We, therefore, wonder why the hurry to implement these IMF/World Bank inspired policies without due regard to the welfare of the citizens that this government swore to protect?

Moreover, we are not by any stretch of the imagination persuaded by the claim that the hike in electricity tariff would only affect 15 per cent of electricity consumers who could well afford it. This is because the manufacturers and business operators such as   barber shops, laundry  and business centers would simply transfer their increased costs of production to customers no matter whether they belong to Band A or Band Z of electricity consumers. Worse than that, we are not even convinced that the distribution companies would restrict the hike to only consumers enjoying at least 20 hours of electricity daily. Already, NERC has had to fine the Abuja Electricity Distribution Company, AEDC, a sum of N200 million for imposing the hike on all its customers. While we commend NERC for its prompt intervention and order to reimburse customers in this particular case, we are worried that the DisCos could exploit other loopholes in the system to continue milking poor consumers.

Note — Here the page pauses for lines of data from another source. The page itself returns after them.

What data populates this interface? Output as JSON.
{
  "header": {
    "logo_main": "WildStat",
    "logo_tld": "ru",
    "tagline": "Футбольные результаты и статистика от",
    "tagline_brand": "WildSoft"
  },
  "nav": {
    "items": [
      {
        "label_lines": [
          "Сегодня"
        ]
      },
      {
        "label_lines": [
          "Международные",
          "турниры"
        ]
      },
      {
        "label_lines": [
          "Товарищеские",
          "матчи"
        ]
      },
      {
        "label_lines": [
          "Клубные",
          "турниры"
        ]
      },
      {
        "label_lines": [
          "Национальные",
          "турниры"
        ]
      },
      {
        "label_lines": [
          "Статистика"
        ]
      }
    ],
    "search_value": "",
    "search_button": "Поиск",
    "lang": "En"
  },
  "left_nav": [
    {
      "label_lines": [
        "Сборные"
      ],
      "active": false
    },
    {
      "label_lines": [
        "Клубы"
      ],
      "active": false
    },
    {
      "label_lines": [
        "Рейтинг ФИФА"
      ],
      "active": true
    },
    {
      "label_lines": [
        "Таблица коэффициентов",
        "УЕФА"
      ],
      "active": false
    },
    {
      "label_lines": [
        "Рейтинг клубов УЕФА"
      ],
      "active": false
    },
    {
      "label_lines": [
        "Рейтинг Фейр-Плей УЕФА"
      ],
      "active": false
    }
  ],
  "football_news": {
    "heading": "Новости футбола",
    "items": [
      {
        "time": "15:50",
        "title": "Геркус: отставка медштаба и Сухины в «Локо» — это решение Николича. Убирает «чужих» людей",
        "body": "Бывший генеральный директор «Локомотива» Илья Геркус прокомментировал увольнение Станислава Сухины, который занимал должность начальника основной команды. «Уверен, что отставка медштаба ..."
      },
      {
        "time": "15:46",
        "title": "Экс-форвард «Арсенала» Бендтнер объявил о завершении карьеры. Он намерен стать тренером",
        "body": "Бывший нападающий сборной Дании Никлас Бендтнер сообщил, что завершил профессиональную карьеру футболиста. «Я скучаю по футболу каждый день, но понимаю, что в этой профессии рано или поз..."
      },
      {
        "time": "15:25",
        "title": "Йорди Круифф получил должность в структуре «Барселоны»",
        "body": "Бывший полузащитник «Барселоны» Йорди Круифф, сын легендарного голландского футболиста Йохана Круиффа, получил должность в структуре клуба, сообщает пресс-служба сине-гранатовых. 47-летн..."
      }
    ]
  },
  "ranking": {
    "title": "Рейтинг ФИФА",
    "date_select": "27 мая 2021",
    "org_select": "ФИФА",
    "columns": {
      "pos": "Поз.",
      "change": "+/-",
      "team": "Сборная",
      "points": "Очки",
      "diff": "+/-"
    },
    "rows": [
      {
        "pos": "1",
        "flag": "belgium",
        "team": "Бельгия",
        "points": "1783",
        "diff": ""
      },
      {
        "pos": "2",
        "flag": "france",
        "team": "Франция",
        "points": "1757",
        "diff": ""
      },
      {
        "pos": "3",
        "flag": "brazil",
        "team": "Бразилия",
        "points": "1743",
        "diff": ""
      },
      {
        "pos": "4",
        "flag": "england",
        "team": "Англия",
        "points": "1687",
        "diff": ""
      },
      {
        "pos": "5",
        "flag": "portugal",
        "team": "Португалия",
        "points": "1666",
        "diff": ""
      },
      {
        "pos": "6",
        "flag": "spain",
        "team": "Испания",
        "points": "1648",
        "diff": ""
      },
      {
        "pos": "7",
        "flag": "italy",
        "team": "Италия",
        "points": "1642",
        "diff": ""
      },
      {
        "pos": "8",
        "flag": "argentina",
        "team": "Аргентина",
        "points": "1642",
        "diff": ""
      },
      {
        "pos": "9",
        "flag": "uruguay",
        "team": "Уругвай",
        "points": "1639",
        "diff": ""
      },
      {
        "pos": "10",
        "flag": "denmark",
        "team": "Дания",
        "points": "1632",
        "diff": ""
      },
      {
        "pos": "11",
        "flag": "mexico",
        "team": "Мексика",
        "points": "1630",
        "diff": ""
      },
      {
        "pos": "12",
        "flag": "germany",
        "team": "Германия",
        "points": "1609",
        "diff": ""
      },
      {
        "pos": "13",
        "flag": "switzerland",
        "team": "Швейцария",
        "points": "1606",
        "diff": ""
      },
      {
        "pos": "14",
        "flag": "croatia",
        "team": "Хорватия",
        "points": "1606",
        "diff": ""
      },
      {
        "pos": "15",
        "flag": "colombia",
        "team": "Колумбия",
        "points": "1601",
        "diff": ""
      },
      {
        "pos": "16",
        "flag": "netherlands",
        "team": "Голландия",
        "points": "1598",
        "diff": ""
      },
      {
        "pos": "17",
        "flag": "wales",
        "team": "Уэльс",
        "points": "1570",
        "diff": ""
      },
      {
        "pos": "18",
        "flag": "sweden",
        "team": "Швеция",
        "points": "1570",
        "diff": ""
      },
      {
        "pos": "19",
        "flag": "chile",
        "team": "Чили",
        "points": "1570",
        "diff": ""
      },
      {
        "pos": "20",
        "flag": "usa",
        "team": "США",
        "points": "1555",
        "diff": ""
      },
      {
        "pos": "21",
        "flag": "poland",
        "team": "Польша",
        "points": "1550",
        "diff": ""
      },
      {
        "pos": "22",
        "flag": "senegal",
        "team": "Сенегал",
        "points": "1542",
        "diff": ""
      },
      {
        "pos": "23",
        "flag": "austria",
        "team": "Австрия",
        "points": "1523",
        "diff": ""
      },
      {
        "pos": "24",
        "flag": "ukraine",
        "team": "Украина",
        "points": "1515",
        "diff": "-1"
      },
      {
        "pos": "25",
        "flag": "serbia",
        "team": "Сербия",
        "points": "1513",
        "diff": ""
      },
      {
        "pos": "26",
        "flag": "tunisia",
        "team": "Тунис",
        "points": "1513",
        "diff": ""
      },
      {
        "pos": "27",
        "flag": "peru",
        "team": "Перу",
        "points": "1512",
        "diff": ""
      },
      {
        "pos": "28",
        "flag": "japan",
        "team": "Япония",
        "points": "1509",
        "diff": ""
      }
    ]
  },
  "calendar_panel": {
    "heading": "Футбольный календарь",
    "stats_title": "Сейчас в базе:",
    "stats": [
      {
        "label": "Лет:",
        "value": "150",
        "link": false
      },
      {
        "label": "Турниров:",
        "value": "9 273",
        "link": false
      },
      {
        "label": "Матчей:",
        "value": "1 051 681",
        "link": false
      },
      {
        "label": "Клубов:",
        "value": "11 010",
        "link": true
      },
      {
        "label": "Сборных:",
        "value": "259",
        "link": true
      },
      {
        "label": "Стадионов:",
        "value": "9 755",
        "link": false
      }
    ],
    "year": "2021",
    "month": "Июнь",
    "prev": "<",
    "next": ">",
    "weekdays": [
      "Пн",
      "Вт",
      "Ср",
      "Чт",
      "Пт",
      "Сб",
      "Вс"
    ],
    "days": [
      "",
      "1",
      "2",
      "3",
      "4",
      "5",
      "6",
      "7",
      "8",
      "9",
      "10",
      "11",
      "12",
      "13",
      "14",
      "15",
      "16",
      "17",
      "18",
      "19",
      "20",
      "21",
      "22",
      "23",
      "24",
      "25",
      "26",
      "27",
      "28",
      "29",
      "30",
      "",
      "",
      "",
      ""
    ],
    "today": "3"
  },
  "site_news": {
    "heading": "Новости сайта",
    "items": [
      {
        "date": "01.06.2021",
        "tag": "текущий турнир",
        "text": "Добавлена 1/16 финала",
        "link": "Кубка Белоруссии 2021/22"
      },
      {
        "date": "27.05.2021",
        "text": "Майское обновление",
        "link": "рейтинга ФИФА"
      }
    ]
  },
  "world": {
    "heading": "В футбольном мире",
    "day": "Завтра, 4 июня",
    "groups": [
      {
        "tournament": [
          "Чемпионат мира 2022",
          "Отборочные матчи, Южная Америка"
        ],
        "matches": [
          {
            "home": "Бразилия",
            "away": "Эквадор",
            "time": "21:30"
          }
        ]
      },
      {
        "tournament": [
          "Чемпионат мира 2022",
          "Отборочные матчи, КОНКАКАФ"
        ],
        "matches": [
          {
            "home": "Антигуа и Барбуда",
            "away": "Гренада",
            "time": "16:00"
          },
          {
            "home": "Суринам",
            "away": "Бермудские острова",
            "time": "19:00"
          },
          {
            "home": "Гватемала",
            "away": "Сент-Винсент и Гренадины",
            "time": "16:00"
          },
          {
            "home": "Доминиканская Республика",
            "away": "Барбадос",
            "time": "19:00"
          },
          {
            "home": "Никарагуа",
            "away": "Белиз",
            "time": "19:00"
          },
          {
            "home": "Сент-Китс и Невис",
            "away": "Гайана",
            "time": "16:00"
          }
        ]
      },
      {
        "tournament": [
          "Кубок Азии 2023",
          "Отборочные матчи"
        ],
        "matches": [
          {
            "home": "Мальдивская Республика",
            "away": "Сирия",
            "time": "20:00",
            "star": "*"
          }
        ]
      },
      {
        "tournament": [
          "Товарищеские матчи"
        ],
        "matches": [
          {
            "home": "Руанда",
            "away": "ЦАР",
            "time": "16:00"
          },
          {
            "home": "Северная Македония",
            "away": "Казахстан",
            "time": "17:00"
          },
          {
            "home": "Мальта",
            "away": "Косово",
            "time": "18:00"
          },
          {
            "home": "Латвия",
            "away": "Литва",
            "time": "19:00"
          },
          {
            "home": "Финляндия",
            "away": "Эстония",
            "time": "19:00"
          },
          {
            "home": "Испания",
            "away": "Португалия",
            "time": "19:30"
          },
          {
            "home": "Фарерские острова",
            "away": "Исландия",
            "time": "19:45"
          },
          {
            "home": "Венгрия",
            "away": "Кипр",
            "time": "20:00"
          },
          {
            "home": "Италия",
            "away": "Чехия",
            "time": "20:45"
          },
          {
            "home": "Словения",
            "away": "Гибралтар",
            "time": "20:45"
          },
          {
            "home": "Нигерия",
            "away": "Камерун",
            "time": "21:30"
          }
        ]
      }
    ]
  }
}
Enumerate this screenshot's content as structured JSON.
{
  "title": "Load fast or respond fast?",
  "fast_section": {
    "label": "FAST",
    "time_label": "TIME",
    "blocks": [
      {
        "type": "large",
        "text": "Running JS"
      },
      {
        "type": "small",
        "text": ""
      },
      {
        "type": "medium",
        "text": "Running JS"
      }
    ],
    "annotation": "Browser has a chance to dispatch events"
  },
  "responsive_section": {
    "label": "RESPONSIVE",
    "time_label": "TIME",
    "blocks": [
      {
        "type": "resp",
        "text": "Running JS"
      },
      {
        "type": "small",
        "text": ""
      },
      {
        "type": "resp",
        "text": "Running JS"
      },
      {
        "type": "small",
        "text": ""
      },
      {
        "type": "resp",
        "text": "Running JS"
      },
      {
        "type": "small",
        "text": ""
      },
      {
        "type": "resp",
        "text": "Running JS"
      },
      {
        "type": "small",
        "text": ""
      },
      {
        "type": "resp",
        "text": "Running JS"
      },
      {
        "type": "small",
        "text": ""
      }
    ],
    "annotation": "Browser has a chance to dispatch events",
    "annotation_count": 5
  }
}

Instead of punishing consumers, government should make sure that the electricity generation and distribution companies invest enough resources to improve efficiency in the system and deliver stable and sufficient electricity throughout the nation. When power supply is no longer epileptic, and the economy has withered the ravages of the fuel subsidy removal and Naira deregulation, the government may open another conversation with Nigerians regarding withdrawal of electricity subsidy. But for now, we urge Mr President to prevail on the Nigeria Electricity Regulation Commission to reverse the hike in electricity tariff.